Ils arrivèrent dans le milieu d'un couloir vide de monde quand son interlocuteur se retourna vers lui et lui déblatéra tout ce qu'il avait à dire. Katsuki commença par lui faire comprendre qu'il ne voulait plus qu'il l'ignore, qu'il avait fait des efforts et avait écouté ce qu'il lui avait dit. Mais ce qu'il l'étonna le plus c'est qu'il n'avait pas apprécié d'être comparé à Endeavor (et pourtant, ils se ressemblaient sur bien des aspects) et voulait désespérément lui faire comprendre qu'il n'était pas comme lui. Shoto le laissa parler, jusqu'au bout.

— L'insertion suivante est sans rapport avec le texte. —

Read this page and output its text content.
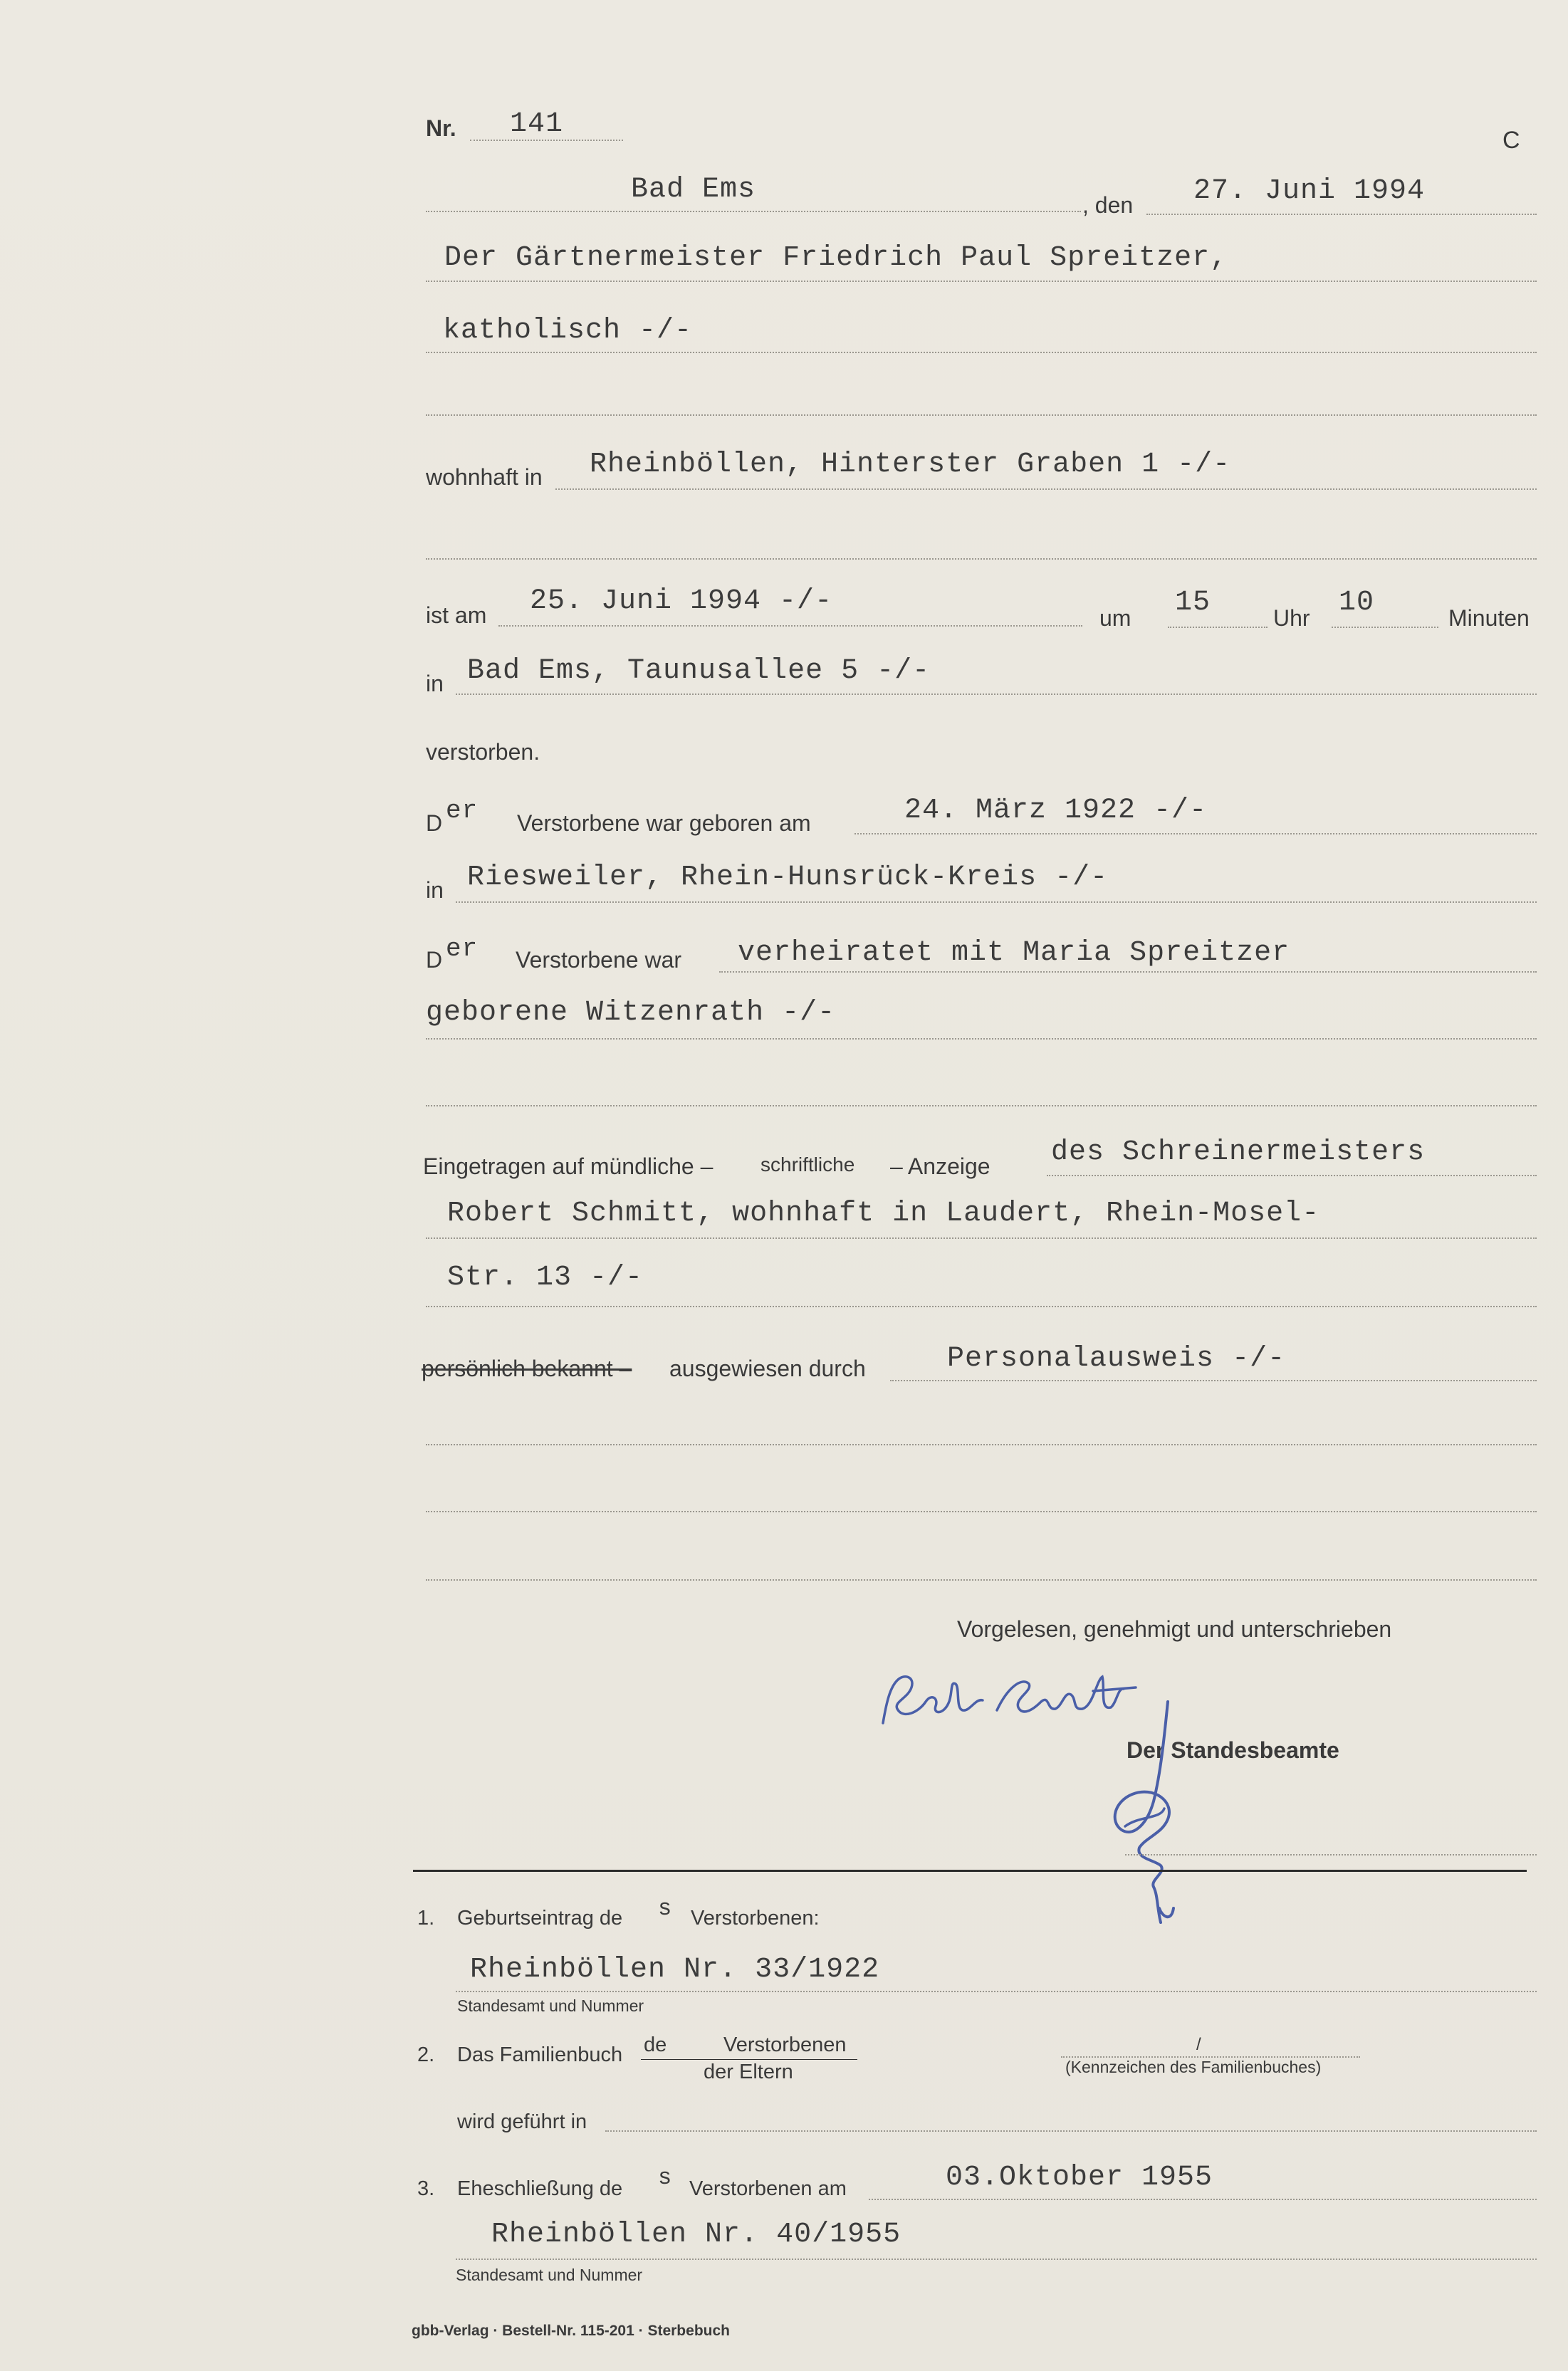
Nr. 141	C
Bad Ems	, den 27. Juni 1994
Der Gärtnermeister Friedrich Paul Spreitzer,
katholisch -/-
wohnhaft in Rheinböllen, Hinterster Graben 1 -/-
ist am 25. Juni 1994 -/-
um 15	Uhr 10	Minuten
in Bad Ems, Taunusallee 5 -/-
verstorben.
D er Verstorbene war geboren am	24. März 1922 -/-
in Riesweiler, Rhein-Hunsrück-Kreis -/-
D er Verstorbene war verheiratet mit Maria Spreitzer
geborene Witzenrath -/-
Eingetragen auf mündliche – schriftliche – Anzeige des Schreinermeisters
Robert Schmitt, wohnhaft in Laudert, Rhein-Mosel-
Str. 13 -/-
persönlich bekannt – ausgewiesen durch	Personalausweis -/-
Vorgelesen, genehmigt und unterschrieben
Der Standesbeamte
1. Geburtseintrag de s Verstorbenen:
Rheinböllen Nr. 33/1922
Standesamt und Nummer
2. Das Familienbuch de	Verstorbenen
der Eltern
/
(Kennzeichen des Familienbuches)
wird geführt in
3. Eheschließung de s Verstorbenen am	03.Oktober 1955
Rheinböllen Nr. 40/1955
Standesamt und Nummer
gbb-Verlag · Bestell-Nr. 115-201 · Sterbebuch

Il attendait un minimum d'explications et pour l'instant, il ne les avait pas. Il croisa les bras en dirigeant toute son attention vers son homonyme quand il lâcha enfin ce qu'il attendait. Apparemment, il s'était retenu pendant trop longtemps et avait explosé cette soirée-là. Ça pouvait être compréhensible et il s'était racheté en ayant un comportement ''décent'' par la suite. À la fin de son monologue, Shoto s'empressa de lui répondre :
« J'en toucherai un mot à Midoriya mais tu sais, un jour il faudra crever l'abcès pour éviter que toute cette frustration te ronge. J'ai pas l'intention de t'obliger à en parler mais saches que si tu en as besoin, j'essayerai de t'aider à ma façon... Comme la dernière fois. »
Mieux valait ça plutôt qu'il crache ses nerfs sur la bouille aux tâches de rousseurs. Il était maintenant temps d'enterrer la hache de guerre, Shoto avait eu ce qu'il souhaitait de la part du blond alors il lui pardonnait. Il y eut un instant de pause entre les deux lycéens et les cours allaient bientôt reprendre. Cependant, Shoto voulu faire comprendre au blond qu'ils repartaient sur un bon fil et décida de proposer :
« Ça te dit que je passe chez toi ce weekend pour qu'on fasses des parties sur la console ? »
En énonçant cela, l'adolescent avait un sourire hésitant. Il savait qu'il s'invitait lui-même chez le blond cendré mais il espérait que l'initiative lui plairait.